For the foregoing reasons, it is respectively requested that the sentence of the trial court be affirmed.

. Pursuant to agreement of the parties, Goldhaber’s right to direct appeal was reinstated for purposes of raising issues properly preserved for direct appeal. Goldhaber’s additional claims of ineffectiveness of counsel were stayed pursuant to agreement until the direct appeal issues were resolved. Although this court is aware of the dictates of Commonwealth v. Miller, 868 A.2d 578 (Pa. Super. 2005), the parties opted to address those issues properly preserved for direct appeal in lieu of a full evidentiary hearing on the remaining claims of ineffectiveness. The ineffectiveness claims have been preserved pursuant to *66agreement in the event Goldhaber is denied relief on those issues raised by this appeal.

. Trial testimony is summarized from this court’s notes as the court does not have immediate access to the record.

. Although this action arose in Bedford County, due to Goldhaber’s status as a public defender of Bedford County, by order dated August 6, 2004, President Judge Daniel Howsare recused himself and appointed the Honorable Judge Kevin A. Hess of the Court of Common Pleas of Cumberland County to preside over this matter. Judge Hess conducted the pretrial suppression hearing, however, due to matters in Cumberland County requiring his attention, was unable to continue to preside over this litigation. Accordingly, President Judge Howsare appointed your undersigned to preside over the remaining proceedings in this matter. Although, as indicated, the Honorable Judge Hess conducted the suppression hearing, I will provide the 1925(b) opinion on this matter as the lack of merit of this issue is obvious.

. The language referenced herein was added by amendment effective February 1, 2004. It is clearly controlling in this matter as the vehicle stop at issue occurred on April 9, 2004.

. The amended language of 75 Pa.C.S. §6308(b) has found “reasonable suspicion” to be a standard that requires less than “articulable and reasonable grounds.” See Commonwealth v.
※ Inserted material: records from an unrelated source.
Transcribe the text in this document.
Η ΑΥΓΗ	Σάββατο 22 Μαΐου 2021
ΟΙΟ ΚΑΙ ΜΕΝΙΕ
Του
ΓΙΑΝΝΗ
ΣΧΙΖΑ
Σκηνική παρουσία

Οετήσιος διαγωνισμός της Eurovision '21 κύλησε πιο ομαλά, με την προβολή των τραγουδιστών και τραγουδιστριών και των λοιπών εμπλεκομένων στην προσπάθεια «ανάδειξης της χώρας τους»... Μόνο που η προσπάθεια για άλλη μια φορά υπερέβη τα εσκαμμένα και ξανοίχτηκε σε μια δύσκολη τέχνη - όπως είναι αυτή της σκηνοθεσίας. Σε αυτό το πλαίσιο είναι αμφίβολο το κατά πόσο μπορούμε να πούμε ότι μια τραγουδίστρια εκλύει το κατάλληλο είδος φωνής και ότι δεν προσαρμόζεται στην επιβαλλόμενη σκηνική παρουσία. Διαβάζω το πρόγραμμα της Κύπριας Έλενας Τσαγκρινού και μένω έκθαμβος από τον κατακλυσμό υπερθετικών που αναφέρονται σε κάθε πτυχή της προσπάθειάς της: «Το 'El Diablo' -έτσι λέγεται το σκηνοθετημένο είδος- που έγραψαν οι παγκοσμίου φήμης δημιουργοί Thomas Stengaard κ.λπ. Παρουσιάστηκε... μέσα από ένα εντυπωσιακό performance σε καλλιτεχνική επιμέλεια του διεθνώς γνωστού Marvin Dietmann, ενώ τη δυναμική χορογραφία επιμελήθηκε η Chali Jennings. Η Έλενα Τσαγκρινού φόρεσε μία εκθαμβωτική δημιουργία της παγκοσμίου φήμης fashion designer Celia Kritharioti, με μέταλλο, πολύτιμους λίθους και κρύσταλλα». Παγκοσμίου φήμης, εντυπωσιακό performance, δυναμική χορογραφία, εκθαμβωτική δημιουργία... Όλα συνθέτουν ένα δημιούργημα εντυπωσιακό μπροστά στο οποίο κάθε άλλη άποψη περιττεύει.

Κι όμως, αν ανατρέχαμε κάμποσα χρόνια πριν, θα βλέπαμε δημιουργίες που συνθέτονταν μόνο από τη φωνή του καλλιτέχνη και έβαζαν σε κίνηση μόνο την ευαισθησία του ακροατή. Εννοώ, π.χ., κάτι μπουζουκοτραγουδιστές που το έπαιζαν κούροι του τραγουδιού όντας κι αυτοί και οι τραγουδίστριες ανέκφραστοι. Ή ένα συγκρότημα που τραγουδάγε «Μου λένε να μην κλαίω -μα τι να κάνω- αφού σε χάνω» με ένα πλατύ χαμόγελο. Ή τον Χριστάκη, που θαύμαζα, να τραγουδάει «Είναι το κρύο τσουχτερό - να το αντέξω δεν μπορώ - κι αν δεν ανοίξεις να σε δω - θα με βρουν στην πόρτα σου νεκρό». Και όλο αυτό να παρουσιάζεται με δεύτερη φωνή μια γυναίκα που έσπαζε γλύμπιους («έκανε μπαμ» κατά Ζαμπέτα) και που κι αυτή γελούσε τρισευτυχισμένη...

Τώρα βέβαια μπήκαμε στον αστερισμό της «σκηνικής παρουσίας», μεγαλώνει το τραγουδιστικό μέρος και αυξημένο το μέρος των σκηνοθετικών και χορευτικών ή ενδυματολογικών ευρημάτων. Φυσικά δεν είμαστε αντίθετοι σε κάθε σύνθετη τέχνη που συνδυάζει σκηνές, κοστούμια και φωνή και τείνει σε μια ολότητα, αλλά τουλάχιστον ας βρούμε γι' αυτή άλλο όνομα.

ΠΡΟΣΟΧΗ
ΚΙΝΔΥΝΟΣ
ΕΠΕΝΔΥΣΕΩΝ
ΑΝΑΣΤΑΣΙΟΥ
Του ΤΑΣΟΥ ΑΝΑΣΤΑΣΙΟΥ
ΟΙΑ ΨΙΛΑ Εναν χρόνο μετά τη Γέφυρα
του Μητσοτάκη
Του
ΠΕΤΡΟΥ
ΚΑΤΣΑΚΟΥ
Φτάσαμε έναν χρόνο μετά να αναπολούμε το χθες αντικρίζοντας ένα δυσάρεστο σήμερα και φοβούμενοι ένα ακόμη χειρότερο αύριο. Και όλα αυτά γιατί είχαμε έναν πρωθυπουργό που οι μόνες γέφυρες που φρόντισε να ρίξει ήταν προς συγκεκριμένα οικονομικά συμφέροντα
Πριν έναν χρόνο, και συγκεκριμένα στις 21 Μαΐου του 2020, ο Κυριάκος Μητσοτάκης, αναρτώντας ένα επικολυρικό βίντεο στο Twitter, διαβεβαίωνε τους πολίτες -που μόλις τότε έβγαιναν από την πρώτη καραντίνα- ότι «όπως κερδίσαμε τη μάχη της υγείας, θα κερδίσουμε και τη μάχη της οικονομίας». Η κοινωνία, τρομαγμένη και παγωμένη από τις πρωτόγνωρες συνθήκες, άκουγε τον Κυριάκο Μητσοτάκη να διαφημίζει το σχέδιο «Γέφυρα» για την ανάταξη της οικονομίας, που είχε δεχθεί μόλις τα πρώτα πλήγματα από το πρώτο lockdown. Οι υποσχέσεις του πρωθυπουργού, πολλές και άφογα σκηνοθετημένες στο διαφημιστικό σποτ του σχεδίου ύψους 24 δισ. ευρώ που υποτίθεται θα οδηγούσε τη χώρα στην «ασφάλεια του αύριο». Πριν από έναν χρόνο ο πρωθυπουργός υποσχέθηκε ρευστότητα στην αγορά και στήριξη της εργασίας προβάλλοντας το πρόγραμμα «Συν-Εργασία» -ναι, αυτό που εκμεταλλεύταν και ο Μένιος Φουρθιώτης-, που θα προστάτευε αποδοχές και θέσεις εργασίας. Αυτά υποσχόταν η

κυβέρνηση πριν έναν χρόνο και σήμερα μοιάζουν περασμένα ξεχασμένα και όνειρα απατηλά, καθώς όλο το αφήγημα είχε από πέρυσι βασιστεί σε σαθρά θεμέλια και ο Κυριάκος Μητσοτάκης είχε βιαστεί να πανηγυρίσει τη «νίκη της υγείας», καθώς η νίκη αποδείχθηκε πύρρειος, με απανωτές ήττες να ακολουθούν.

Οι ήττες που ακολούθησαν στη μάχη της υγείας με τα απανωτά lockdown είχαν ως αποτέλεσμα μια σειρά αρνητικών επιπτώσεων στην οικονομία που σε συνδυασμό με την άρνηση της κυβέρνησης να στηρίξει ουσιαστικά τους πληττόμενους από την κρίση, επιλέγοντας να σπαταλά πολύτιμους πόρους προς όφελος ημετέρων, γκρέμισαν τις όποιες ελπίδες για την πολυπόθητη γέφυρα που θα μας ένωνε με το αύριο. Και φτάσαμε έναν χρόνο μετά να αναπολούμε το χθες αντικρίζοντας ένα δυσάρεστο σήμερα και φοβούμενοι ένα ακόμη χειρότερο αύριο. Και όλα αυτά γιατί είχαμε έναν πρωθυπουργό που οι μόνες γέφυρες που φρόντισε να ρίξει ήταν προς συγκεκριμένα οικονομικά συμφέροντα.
Sands, 887 A.2d 261 (Pa. Super. 2005). Nevertheless, I find that Trooper Hershey’s observations not only satisfy a “reasonable suspicion” standard, but also provide “probable cause” to conduct a vehicle stop.

. Pursuant to Apprendi v. New Jersey, 530 U.S. 466 (2000), and in order to make the charges against Goldhaber a misdemeanor of the first degree, the Commonwealth must prove beyond a reasonable doubt that this is Goldhaber’s second offense of driving under the influence of alcohol within a 10-year period. This matter was not submitted to *72the jury as the parties stipulated to the gradation of the charge in light of Goldhaber having previously been convicted of driving under the influence of alcohol within a 10-year period.

. Due to Goldhaber being the Bedford County Public Defender, the Bedford County District Attorney’s Office also recused itself. Accordingly, the attorney general’s office represented the Commonwealth.